In their experiments, they used the Transformer model with 12 encoder layers and 12 decoder layers. The embedding size and FFN dimension were set to $1024$ on $16$ heads. For multilingual vocabulary, They followed the shared BPE vocabulary of $64,808$ tokens plus $59$ language tokens such as $\left\langle \text{EN\ id} \right\rangle$, $\left\langle \text{FR\ id} \right\rangle$...etc.

They also used a dropout rate of $0.1$, as well as a learning rate of $3e^{- 4}$ with polynomial decay scheduling and a warm-up step of $10k$. For optimization, they use Adam optimizer with $\epsilon = 1e^{- 6}$ and $\beta_{2} = 0.98$. To stabilize training, they set the threshold of gradient norm to be $5.0$ and clip all gradients with a larger norm.

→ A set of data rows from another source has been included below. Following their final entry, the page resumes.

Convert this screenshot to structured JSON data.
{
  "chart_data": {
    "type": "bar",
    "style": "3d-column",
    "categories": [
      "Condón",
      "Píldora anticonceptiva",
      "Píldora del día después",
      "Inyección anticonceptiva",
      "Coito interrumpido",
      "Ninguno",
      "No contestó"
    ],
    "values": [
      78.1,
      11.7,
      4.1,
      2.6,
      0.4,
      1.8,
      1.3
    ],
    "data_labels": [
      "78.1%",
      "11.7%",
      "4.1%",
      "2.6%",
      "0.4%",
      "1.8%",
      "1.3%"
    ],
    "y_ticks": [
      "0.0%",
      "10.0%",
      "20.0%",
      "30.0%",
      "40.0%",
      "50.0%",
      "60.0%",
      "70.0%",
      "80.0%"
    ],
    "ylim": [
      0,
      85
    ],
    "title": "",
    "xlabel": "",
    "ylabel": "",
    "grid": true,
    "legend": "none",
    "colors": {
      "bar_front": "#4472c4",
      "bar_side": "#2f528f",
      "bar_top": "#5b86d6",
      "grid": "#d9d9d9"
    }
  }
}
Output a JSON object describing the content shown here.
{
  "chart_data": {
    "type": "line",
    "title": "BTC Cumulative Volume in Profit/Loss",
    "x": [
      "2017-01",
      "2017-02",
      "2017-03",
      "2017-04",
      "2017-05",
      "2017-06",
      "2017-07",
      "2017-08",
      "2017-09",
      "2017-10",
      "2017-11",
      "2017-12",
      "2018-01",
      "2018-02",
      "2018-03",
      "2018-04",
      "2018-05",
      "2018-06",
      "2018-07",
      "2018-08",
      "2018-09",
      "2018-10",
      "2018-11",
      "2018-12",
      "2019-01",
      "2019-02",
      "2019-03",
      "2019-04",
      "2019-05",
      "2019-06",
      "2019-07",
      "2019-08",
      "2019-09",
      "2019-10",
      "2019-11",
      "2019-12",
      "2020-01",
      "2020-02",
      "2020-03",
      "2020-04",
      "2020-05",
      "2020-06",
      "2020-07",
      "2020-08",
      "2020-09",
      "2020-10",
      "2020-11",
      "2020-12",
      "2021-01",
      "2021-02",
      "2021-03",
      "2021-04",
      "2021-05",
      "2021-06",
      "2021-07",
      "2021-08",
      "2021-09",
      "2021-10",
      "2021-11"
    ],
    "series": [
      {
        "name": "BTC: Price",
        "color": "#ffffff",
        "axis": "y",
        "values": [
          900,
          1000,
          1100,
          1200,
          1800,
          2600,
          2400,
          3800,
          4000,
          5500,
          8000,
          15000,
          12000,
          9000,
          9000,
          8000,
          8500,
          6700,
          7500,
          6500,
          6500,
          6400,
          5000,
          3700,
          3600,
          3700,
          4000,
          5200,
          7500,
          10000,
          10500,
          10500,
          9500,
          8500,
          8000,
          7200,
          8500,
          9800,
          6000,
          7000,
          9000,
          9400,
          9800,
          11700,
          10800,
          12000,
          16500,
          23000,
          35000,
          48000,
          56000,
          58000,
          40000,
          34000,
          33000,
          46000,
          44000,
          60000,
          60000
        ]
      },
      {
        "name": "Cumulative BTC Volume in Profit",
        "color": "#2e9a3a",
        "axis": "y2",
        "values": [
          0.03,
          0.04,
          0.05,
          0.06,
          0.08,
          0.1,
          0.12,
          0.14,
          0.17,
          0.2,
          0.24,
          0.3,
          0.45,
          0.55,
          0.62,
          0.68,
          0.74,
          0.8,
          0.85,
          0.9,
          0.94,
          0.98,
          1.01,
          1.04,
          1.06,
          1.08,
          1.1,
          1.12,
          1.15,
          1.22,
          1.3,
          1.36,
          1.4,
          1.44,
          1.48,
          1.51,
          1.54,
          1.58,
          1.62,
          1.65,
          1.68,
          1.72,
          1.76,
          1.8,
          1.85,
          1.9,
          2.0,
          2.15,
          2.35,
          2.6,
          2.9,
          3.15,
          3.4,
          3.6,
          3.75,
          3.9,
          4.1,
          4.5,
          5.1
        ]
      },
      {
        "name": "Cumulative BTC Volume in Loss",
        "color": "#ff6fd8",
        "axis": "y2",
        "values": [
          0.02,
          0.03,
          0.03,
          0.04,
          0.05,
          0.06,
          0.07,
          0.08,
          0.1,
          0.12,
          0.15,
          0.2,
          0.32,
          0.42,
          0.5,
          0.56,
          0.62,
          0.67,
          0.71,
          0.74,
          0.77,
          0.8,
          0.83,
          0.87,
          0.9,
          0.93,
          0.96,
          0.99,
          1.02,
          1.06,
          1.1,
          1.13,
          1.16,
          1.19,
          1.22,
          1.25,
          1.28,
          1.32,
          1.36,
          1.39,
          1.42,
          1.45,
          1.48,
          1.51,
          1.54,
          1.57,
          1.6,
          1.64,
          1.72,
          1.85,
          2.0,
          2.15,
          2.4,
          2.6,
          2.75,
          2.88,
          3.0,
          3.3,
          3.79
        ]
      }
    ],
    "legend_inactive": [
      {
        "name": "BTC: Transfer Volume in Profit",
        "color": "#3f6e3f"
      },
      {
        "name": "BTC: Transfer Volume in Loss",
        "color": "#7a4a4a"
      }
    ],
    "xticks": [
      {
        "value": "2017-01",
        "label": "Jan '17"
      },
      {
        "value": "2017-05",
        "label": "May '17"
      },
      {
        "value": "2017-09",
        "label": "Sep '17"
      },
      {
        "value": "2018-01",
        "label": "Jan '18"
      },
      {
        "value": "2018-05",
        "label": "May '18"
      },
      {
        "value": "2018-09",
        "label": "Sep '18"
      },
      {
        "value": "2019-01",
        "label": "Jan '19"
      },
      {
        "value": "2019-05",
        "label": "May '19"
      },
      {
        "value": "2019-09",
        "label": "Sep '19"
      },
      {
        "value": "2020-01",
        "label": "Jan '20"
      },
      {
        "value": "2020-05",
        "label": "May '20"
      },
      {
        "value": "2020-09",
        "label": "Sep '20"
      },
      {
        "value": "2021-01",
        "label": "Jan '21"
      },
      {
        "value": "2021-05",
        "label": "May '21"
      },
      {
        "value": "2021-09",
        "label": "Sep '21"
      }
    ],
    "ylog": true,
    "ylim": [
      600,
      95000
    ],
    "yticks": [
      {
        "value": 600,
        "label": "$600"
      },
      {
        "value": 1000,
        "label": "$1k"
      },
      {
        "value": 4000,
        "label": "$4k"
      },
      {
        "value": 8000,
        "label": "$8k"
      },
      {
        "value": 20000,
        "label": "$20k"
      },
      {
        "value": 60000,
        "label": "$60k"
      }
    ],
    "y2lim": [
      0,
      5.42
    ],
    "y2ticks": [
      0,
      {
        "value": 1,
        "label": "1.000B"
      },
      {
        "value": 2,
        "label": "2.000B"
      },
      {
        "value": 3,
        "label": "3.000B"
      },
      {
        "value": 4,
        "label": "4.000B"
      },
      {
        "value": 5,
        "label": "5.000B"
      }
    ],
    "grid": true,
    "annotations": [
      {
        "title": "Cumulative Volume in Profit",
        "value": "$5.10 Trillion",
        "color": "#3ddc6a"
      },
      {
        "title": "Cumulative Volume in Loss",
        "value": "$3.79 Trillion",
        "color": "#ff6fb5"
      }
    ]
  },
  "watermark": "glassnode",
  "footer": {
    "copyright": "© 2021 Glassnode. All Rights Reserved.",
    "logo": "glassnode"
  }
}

For bilingual data, they used the Parallel Corpus (PC32) proposed in the mRASP paper. PC32 contains 97.6 million parallel sentences of 32 English-centric language pairs. The following figure shows the languages found in the corpus along with the number of sentences available for each language:

For monolingual data, they created Monolingual Corpus (MC24) of 1.01 billion sentences of 24 languages. MC24 is a subset of the Newscrawl dataset by using only those languages in PC32, plus three additional languages (Nl, Pl, Pt) highlighted in red in the following figure:

In order to balance the volume across different languages, they applied temperature sampling of $T = 5$. For a given language pair $l$ with $D_{l}$ number of parallel sentences, the probability of the sample being from language $l$ is:

\[p_{l} = \left( \frac{D_{l}}{\sum_{k}^{}D_{k}} \right)^{\frac{1}{T}}\]

Results

The following table shows the BLEU score of different models (bilingual, pre-trained then fine-tuned, and multilingual) on the evaluation sets of WMT benchmark. As shown in the following table, mRASP2 clearly improves multilingual baselines by a large margin in 10 translation directions.

Note:
m-Transformer is a many-to-many 12 layers standard transformer model trained on PC32 dataset and used as a baseline. As we can see from the past table, this model achieves very competitive results and they explained that that was due to these reasons:

They used a batch size of 3 million tokens. The batch size plays a crucial role in the success of training multilingual NMTs.

They used gradient norm to stable the training. Without it, the large scale training will collapse sometimes.

The following table shows the BLEU score of unsupervised translation on IWSLT, WMT, and OPUS-100 evaluations sets. These three models were trained on only monolingual data and mRASP2 outperforms them by a huge margin on all language-pairs:

The following table shows the BLEU score of zero-shot translation on OPUS-100 evaluations sets. As we can see, mRASP2 achieves consistent BLEU gains in zero-shot directions on different evaluation sets:

To understand what contributes to the performance gain, they conducted analytical experiments and reported the results in the following table:

And they found out the following:

③ performs comparably with ① in supervised and unsupervised scenarios, whereas achieves a substantial BLEU improvement for zero-shot translation. This indicates that by introducing contrastive loss, we can improve zero-shot translation quality without harming other directions.
① and ② perform poorly for zero-shot directions. This means contrastive loss is crucial for the performance in zero-shot directions.
mRASP2 further improves BLEU in ③, ④, and ⑤ especially in unsupervised directions. Therefore it is safe to say that mRASP2 learns a better representation space by using monolingual data.